When does Singleton help, and when does JavaScript make it less necessary?
How does the Prototype pattern avoid deep inheritance hierarchies in JavaScript?
What problem does Builder solve compared with a large constructor, and why does method chaining matter?
How do Facade and Proxy differ in what they hide or intercept?
How do Iterator and Observer represent two different ways of controlling data flow?

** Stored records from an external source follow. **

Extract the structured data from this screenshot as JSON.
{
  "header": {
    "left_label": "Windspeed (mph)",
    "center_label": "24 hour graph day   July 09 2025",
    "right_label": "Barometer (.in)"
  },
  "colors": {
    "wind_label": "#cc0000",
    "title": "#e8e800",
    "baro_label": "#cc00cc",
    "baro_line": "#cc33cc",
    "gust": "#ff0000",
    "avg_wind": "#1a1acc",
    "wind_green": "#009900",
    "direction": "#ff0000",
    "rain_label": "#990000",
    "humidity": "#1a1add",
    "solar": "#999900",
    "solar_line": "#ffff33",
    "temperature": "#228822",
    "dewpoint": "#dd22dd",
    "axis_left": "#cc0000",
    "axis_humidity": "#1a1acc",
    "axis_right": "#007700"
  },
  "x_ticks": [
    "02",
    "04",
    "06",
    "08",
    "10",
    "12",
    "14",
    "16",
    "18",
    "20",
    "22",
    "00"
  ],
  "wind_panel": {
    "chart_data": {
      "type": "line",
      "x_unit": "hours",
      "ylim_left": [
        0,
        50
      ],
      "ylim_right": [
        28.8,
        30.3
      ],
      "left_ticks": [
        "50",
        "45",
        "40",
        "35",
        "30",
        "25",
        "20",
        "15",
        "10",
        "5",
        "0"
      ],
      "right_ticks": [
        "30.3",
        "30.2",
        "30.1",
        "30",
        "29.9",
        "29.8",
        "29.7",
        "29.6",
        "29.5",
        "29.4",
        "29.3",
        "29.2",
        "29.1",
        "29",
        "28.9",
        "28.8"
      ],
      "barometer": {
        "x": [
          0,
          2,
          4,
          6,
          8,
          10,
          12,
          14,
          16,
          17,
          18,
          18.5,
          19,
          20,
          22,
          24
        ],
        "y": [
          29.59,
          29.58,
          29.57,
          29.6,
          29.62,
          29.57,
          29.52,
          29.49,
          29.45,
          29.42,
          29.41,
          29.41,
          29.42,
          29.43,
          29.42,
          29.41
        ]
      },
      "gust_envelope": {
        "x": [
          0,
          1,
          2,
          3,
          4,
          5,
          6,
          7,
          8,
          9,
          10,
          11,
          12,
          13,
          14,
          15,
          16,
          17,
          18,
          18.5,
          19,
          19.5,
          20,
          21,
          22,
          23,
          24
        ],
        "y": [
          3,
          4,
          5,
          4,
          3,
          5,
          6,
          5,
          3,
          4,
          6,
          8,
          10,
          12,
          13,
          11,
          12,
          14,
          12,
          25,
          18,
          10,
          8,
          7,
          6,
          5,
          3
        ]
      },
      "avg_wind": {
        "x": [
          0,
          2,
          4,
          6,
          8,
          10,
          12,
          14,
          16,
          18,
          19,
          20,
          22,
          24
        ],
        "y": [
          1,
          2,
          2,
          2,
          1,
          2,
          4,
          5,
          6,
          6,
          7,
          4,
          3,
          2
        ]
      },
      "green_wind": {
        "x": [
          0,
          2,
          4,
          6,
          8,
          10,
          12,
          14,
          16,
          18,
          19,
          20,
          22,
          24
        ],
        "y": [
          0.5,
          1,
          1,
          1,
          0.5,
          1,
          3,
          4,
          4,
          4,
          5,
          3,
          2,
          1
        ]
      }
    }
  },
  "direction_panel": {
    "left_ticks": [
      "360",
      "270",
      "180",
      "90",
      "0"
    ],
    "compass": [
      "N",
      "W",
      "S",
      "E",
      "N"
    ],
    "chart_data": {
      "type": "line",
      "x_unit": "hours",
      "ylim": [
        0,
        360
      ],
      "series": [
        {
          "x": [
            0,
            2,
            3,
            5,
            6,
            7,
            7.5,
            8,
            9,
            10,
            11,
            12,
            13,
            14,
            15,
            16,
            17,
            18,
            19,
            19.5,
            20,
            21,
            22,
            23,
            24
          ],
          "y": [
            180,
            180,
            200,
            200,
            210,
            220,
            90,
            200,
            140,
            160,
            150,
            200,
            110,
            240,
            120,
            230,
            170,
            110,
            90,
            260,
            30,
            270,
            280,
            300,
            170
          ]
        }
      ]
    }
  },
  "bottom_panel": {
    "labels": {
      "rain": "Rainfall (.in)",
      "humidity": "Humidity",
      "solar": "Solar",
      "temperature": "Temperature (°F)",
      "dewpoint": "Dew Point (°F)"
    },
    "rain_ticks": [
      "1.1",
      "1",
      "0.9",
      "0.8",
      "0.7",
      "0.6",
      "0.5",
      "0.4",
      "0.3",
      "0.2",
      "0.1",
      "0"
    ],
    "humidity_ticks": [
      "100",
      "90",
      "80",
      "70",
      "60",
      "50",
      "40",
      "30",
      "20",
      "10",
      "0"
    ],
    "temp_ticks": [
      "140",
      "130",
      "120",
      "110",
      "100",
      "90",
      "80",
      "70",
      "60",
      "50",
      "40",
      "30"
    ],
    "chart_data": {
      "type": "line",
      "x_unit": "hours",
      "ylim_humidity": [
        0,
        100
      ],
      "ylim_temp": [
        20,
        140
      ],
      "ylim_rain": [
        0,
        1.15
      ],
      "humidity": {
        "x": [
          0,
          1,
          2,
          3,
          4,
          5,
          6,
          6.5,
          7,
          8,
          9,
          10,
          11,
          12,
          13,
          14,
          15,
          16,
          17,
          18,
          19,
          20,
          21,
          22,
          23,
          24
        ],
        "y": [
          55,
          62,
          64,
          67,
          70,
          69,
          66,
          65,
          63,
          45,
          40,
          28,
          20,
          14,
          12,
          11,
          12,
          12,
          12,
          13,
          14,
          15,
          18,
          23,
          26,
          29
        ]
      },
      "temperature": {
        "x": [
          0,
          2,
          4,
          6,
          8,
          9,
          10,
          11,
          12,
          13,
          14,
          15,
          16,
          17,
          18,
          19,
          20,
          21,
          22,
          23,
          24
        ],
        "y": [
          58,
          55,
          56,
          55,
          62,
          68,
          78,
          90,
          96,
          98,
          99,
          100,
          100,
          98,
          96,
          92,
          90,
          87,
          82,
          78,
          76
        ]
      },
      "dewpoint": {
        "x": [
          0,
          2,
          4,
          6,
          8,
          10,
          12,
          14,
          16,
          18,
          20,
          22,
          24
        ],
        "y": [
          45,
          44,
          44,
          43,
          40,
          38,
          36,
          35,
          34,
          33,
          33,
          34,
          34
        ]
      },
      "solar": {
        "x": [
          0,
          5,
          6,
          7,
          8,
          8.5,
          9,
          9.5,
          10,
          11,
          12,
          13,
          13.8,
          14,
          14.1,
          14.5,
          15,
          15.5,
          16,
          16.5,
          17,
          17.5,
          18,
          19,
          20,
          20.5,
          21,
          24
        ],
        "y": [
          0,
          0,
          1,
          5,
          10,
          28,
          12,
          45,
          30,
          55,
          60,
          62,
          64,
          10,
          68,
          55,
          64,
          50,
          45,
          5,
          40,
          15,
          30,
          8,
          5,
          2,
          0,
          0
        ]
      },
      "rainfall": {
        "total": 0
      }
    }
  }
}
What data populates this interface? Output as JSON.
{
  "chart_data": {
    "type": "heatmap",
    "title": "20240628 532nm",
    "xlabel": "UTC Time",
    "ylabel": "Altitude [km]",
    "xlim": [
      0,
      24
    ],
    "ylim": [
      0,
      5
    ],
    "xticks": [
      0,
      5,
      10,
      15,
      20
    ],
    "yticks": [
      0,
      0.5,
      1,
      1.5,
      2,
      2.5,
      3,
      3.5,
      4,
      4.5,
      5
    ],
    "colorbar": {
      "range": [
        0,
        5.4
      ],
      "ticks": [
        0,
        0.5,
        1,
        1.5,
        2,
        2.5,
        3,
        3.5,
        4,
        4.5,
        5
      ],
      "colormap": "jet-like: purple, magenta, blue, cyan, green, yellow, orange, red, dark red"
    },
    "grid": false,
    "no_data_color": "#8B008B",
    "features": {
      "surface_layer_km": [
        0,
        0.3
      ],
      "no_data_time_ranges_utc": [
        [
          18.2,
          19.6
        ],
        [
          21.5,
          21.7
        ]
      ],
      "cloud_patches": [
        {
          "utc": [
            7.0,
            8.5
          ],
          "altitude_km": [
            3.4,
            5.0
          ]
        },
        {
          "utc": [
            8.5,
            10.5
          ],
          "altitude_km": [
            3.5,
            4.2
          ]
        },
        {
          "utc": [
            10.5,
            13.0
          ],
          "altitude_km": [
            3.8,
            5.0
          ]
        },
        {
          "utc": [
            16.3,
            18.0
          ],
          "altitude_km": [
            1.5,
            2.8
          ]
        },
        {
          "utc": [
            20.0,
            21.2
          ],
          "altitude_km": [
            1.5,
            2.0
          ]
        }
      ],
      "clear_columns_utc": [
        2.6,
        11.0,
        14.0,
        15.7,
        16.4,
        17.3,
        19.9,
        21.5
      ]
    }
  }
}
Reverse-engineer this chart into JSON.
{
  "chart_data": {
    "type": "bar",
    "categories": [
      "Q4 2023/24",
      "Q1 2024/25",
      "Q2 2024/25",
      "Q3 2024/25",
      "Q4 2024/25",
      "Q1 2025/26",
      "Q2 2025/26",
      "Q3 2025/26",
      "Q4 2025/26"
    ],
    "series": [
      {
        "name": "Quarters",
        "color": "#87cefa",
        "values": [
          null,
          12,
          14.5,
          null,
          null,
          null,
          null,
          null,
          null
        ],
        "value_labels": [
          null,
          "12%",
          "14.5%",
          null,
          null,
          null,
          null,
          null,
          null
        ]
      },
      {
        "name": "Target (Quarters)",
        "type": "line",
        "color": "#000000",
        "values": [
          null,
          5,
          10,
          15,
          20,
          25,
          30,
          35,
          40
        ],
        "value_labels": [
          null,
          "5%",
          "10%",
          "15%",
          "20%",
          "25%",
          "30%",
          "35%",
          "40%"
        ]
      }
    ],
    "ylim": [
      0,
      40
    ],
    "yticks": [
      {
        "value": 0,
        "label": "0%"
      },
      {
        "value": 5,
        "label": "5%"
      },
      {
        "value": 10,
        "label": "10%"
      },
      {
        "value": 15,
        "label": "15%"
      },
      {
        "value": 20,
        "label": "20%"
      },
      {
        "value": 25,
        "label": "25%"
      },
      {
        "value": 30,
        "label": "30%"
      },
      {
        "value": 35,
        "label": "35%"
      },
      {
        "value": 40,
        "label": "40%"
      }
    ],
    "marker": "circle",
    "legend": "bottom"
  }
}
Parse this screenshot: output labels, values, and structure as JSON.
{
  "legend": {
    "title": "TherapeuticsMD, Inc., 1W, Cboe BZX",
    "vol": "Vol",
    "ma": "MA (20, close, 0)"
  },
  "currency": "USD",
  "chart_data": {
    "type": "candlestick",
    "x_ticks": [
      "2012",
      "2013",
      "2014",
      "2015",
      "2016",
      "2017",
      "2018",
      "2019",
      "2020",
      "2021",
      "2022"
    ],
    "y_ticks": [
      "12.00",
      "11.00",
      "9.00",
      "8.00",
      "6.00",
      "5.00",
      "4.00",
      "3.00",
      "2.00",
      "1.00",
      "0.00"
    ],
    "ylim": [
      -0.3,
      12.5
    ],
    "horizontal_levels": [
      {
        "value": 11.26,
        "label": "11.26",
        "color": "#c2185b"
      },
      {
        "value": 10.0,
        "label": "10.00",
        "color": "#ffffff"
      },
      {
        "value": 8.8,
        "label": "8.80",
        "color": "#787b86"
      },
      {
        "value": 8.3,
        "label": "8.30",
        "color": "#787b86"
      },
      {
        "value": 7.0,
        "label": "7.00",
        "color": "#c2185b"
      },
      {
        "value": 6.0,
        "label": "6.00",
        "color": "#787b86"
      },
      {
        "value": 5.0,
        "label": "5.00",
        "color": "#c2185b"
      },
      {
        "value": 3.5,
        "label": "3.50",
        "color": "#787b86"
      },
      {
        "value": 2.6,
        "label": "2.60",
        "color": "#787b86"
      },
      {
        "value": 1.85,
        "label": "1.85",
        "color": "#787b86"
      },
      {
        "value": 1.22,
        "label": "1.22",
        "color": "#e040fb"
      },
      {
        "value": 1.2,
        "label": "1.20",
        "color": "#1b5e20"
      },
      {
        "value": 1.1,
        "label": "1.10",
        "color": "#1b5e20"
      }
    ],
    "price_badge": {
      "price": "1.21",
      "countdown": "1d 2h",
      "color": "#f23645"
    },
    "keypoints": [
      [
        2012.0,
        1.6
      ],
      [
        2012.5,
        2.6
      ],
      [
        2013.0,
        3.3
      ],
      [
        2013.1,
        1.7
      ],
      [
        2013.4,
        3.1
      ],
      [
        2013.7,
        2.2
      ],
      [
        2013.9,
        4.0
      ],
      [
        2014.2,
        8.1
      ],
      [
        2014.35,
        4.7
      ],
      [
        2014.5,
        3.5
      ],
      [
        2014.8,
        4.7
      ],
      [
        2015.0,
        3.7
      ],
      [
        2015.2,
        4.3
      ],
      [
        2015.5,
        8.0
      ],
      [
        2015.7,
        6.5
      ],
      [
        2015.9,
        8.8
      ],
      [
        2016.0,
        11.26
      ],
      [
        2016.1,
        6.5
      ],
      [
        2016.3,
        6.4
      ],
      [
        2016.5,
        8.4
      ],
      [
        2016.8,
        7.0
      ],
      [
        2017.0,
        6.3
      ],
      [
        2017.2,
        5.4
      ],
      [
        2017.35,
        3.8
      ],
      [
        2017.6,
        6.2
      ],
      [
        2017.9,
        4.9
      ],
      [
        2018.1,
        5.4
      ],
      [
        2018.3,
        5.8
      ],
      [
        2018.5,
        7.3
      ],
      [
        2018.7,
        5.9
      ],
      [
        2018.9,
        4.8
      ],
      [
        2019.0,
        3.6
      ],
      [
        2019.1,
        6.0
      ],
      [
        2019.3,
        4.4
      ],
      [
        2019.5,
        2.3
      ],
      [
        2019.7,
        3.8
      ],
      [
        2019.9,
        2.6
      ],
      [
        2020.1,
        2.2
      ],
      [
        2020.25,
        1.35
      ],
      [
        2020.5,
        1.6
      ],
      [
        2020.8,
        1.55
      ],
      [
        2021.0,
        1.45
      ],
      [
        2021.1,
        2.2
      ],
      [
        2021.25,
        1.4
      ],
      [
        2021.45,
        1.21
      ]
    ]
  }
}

Why does Mediator reduce risk compared with direct many-to-many communication?
Review Questions
- Which patterns in the transcript are primarily about controlling object creation, and what specific construction problem does each one address?
- Give one concrete example of how a structural pattern changes how other code interacts with complexity (Facade vs Proxy).
- How does the State pattern replace switch statements, and what benefit does it provide for maintaining a stable public API?
Key Points
- 1
Design patterns are reusable solutions with tradeoffs; they should be chosen based on context rather than memorized as a checklist.
- 2
Singleton can be implemented with a private constructor and a static instance getter in TypeScript, but JavaScript’s global objects and reference semantics can sometimes replace the boilerplate.
- 3
Prototype shifts inheritance from class hierarchies to cloning from existing objects, leveraging JavaScript’s prototype chain for dynamic method/property lookup.
- 4
Builder is useful when construction needs many options; returning this enables method chaining and clearer step-by-step configuration.
- 5
Factory centralizes conditional instantiation logic so platform-specific differences (e.g., iOS vs Android UI) don’t sprawl across the codebase.
- 6
Facade simplifies consumption by hiding low-level subsystem details behind a single, clean API.
- 7
Observer, Mediator, Iterator, and State each solve different control-flow problems: push updates, coordination, traversal, and finite-state behavior respectively.